Sur les conclusions à fin d'annulation :
2. Aux termes de l'article L. 612-6 du code de l'entrée et du séjour des étrangers et du droit d'asile : " Lorsqu'aucun délai de départ volontaire n'a été accordé à l'étranger, l'autorité administrative assortit la décision portant obligation de quitter le territoire français d'une interdiction de retour sur le territoire français. Des circonstances humanitaires peuvent toutefois justifier que l'autorité administrative n'édicte pas d'interdiction de retour ". En outre, aux termes de l'article L. 612-10 de ce code : " Pour fixer la durée des interdictions de retour mentionnées aux articles L. 612-6 et L. 612-7, l'autorité administrative tient compte de la durée de présence de l'étranger sur le territoire français, de la nature et de l'ancienneté de ses liens avec la France, de la circonstance qu'il a déjà fait l'objet ou non d'une mesure d'éloignement et de la menace pour l'ordre public que représente sa présence sur le territoire français. Il en est de même pour l'édiction et la durée de l'interdiction de retour mentionnée à l'article L. 612-8 ainsi que pour la prolongation de l'interdiction de retour prévue à l'article L. 612-11. ".
3. M. A fait valoir, sans être utilement contredit par le préfet de police, ne pas avoir eu connaissance de l'arrêté du 24 mars 2023 par lequel la préfète du Val-de-Marne l'a obligé à quitter le territoire français sans un délai et sur lequel repose l'arrêté du 25 avril 2024 fixant une interdiction de retour sur le territoire français. Par suite, M. A est fondé à soutenir que l'arrêté du 24 mars 2023 est entaché d'une erreur de droit au regard de l'article L. 612-10 du code de l'entrée et du séjour des étrangers et du droit d'asile.
4. Il résulte de ce qui précède et sans qu'il soit besoin d'examiner les autres moyens de la requête, qu'il y a lieu de prononcer l'annulation de l'arrêté du 25 avril 2024 par lequel le préfet de police a prononcé une interdiction de retour sur le territoire français d'une durée de vingt-quatre mois à l'encontre de M. A.
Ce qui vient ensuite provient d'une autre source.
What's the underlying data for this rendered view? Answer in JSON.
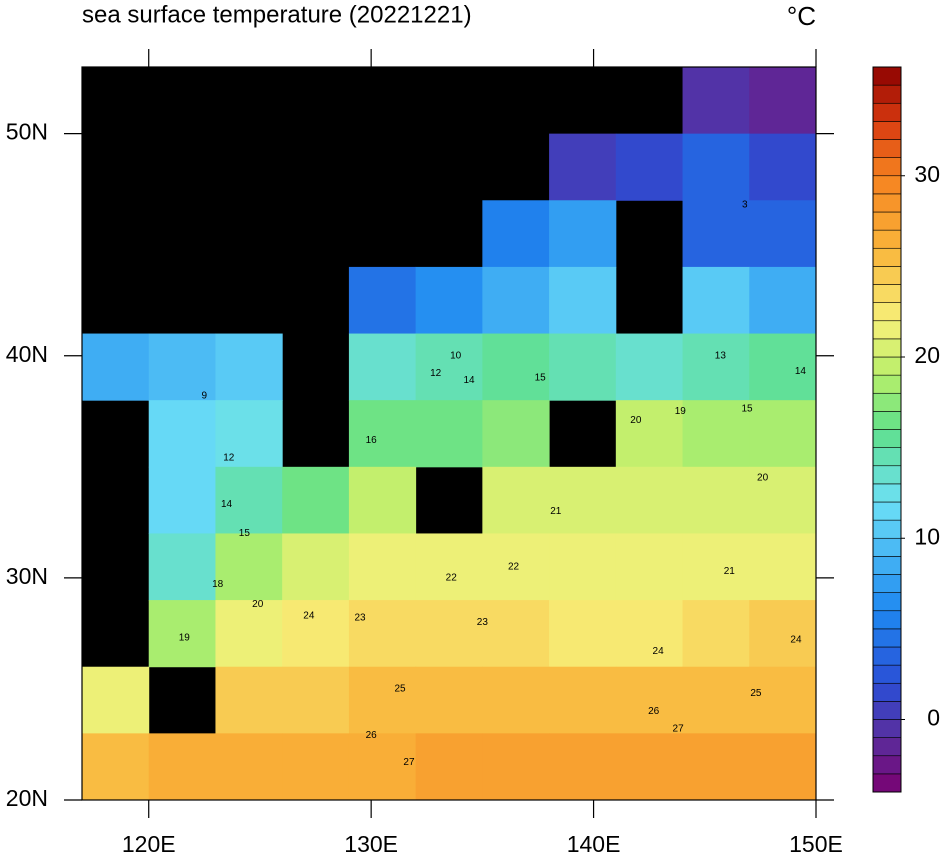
{
  "chart_data": {
    "type": "map",
    "title": "sea surface temperature (20221221)",
    "unit": "°C",
    "xlim": [
      117,
      150
    ],
    "ylim": [
      20,
      53
    ],
    "xticks": [
      {
        "value": 120,
        "label": "120E"
      },
      {
        "value": 130,
        "label": "130E"
      },
      {
        "value": 140,
        "label": "140E"
      },
      {
        "value": 150,
        "label": "150E"
      }
    ],
    "yticks": [
      {
        "value": 20,
        "label": "20N"
      },
      {
        "value": 30,
        "label": "30N"
      },
      {
        "value": 40,
        "label": "40N"
      },
      {
        "value": 50,
        "label": "50N"
      }
    ],
    "land_color": "#000000",
    "field": {
      "lon": [
        118.5,
        121.5,
        124.5,
        127.5,
        130.5,
        133.5,
        136.5,
        139.5,
        142.5,
        145.5,
        148.5
      ],
      "lat": [
        51.5,
        48.5,
        45.5,
        42.5,
        39.5,
        36.5,
        33.5,
        30.5,
        27.5,
        24.5,
        21.5
      ],
      "values": [
        [
          null,
          null,
          null,
          null,
          null,
          null,
          null,
          null,
          null,
          -1,
          -2
        ],
        [
          null,
          null,
          null,
          null,
          null,
          null,
          null,
          0,
          1,
          3,
          1
        ],
        [
          null,
          null,
          null,
          null,
          null,
          null,
          5,
          7,
          null,
          3,
          3
        ],
        [
          null,
          null,
          null,
          null,
          4,
          6,
          8,
          10,
          null,
          10,
          8
        ],
        [
          8,
          9,
          10,
          null,
          13,
          14,
          15,
          14,
          13,
          14,
          15
        ],
        [
          null,
          11,
          12,
          null,
          16,
          16,
          17,
          null,
          19,
          18,
          18
        ],
        [
          null,
          11,
          14,
          16,
          19,
          null,
          20,
          20,
          20,
          20,
          20
        ],
        [
          null,
          13,
          18,
          20,
          21,
          21,
          21,
          21,
          21,
          21,
          21
        ],
        [
          null,
          18,
          21,
          22,
          23,
          23,
          23,
          22,
          22,
          23,
          24
        ],
        [
          21,
          null,
          24,
          24,
          25,
          25,
          25,
          25,
          25,
          25,
          25
        ],
        [
          25,
          26,
          26,
          26,
          26,
          27,
          27,
          27,
          27,
          27,
          27
        ]
      ]
    },
    "contour_labels": [
      {
        "lon": 146.8,
        "lat": 46.8,
        "value": 3
      },
      {
        "lon": 122.5,
        "lat": 38.2,
        "value": 9
      },
      {
        "lon": 133.8,
        "lat": 40.0,
        "value": 10
      },
      {
        "lon": 123.6,
        "lat": 35.4,
        "value": 12
      },
      {
        "lon": 132.9,
        "lat": 39.2,
        "value": 12
      },
      {
        "lon": 145.7,
        "lat": 40.0,
        "value": 13
      },
      {
        "lon": 123.5,
        "lat": 33.3,
        "value": 14
      },
      {
        "lon": 134.4,
        "lat": 38.9,
        "value": 14
      },
      {
        "lon": 149.3,
        "lat": 39.3,
        "value": 14
      },
      {
        "lon": 124.3,
        "lat": 32.0,
        "value": 15
      },
      {
        "lon": 137.6,
        "lat": 39.0,
        "value": 15
      },
      {
        "lon": 146.9,
        "lat": 37.6,
        "value": 15
      },
      {
        "lon": 130.0,
        "lat": 36.2,
        "value": 16
      },
      {
        "lon": 123.1,
        "lat": 29.7,
        "value": 18
      },
      {
        "lon": 121.6,
        "lat": 27.3,
        "value": 19
      },
      {
        "lon": 143.9,
        "lat": 37.5,
        "value": 19
      },
      {
        "lon": 141.9,
        "lat": 37.1,
        "value": 20
      },
      {
        "lon": 124.9,
        "lat": 28.8,
        "value": 20
      },
      {
        "lon": 147.6,
        "lat": 34.5,
        "value": 20
      },
      {
        "lon": 138.3,
        "lat": 33.0,
        "value": 21
      },
      {
        "lon": 146.1,
        "lat": 30.3,
        "value": 21
      },
      {
        "lon": 136.4,
        "lat": 30.5,
        "value": 22
      },
      {
        "lon": 133.6,
        "lat": 30.0,
        "value": 22
      },
      {
        "lon": 135.0,
        "lat": 28.0,
        "value": 23
      },
      {
        "lon": 129.5,
        "lat": 28.2,
        "value": 23
      },
      {
        "lon": 127.2,
        "lat": 28.3,
        "value": 24
      },
      {
        "lon": 142.9,
        "lat": 26.7,
        "value": 24
      },
      {
        "lon": 149.1,
        "lat": 27.2,
        "value": 24
      },
      {
        "lon": 131.3,
        "lat": 25.0,
        "value": 25
      },
      {
        "lon": 147.3,
        "lat": 24.8,
        "value": 25
      },
      {
        "lon": 142.7,
        "lat": 24.0,
        "value": 26
      },
      {
        "lon": 130.0,
        "lat": 22.9,
        "value": 26
      },
      {
        "lon": 143.8,
        "lat": 23.2,
        "value": 27
      },
      {
        "lon": 131.7,
        "lat": 21.7,
        "value": 27
      }
    ],
    "colorbar": {
      "clim": [
        -4,
        36
      ],
      "step": 1,
      "ticks": [
        0,
        10,
        20,
        30
      ],
      "stops": [
        {
          "value": -4,
          "color": "#7a0070"
        },
        {
          "value": -1,
          "color": "#5a2d9e"
        },
        {
          "value": 2,
          "color": "#2a4fd6"
        },
        {
          "value": 6,
          "color": "#1e88f0"
        },
        {
          "value": 12,
          "color": "#6de0f7"
        },
        {
          "value": 16,
          "color": "#5fe08a"
        },
        {
          "value": 19,
          "color": "#b8ef6a"
        },
        {
          "value": 22,
          "color": "#f7f07a"
        },
        {
          "value": 26,
          "color": "#f9b43a"
        },
        {
          "value": 30,
          "color": "#f58220"
        },
        {
          "value": 33,
          "color": "#d83a10"
        },
        {
          "value": 36,
          "color": "#8b0000"
        }
      ]
    }
  }
}
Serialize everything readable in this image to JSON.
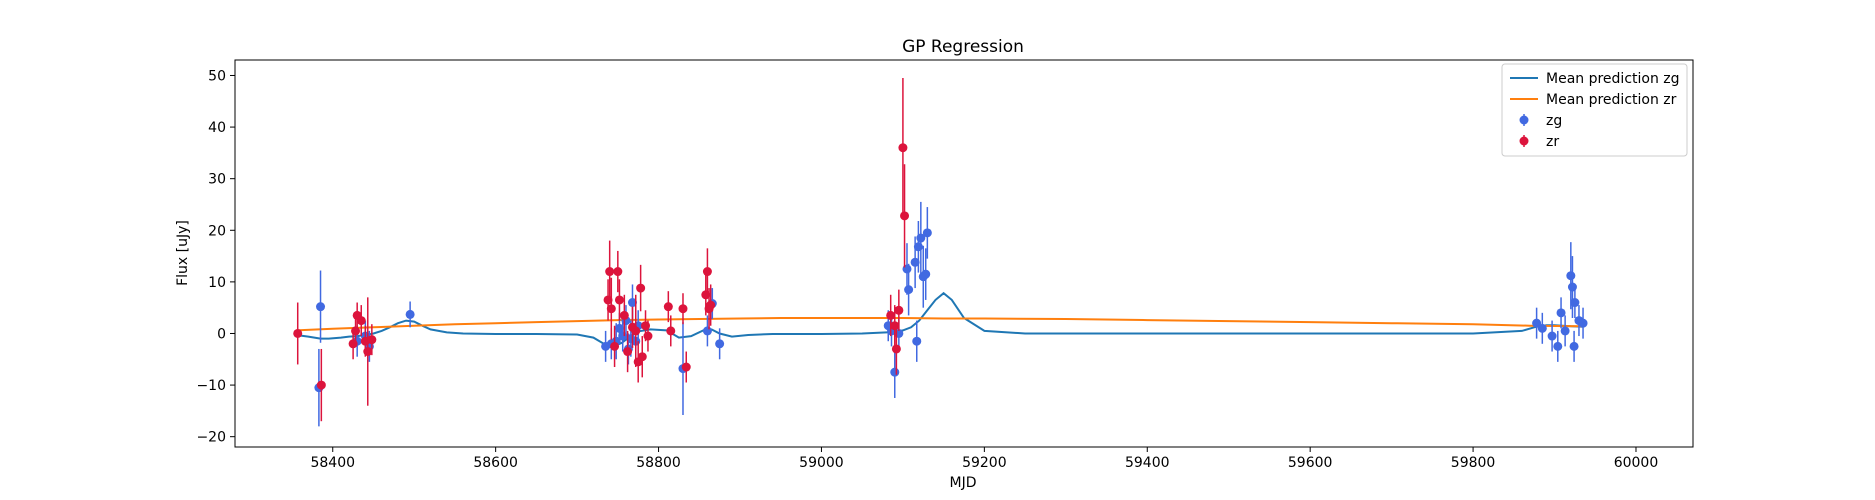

Sur les conclusions à fins d'injonction :
5. Les motifs d'annulation du présent jugement n'impliquent pas que le préfet de police délivre à M. A une autorisation provisoire de séjour, mais seulement qu'il réexamine sa situation. En application de l'article L. 911-2 du code de justice administrative, il y a lieu d'enjoindre au préfet de police de réexaminer la situation de M. A dans un délai de deux mois à compter de la notification du présent jugement, sans qu'il y ait lieu de prononcer une astreinte.
Sur les frais liés au litige :
6. Il y a lieu, dans les circonstances de l'espèce, de mettre à la charge de l'Etat la somme de 800 euros au titre de l'article L. 761-1 du code de justice administrative.
D E C I D E :
Article 1er : L'arrêté du 25 avril 2024 par lequel le préfet de police a prononcé une interdiction de retour sur le territoire français d'une durée de vingt-quatre mois à l'encontre de M. A est annulé.
Article 2 : Il est enjoint au préfet de police de réexaminer la situation de M. A dans un délai de deux mois à compter de la notification du présent jugement.
Article 3 : L'Etat versera à M. A une somme de 800 euros au titre de l'article L. 761-1 du code de justice administrative.
Article 4 : Le surplus des conclusions de la requête est rejeté.
Article 5 : Le présent jugement sera notifié à M. B A, à Me Sophie Weinberg et au préfet de police de Paris.
Jugement rendu public par mise à disposition au greffe le 18 septembre 2024.
Le magistrat désigné,
Signé : D. BINET
La greffière,
Signé : MD. ADELON
La République mande et ordonne au préfet de police de Paris en ce qui le concerne ou à tous commissaires de justice à ce requis en ce qui concerne les voies de droit commun contre les parties privées de pourvoir à l'exécution du présent jugement.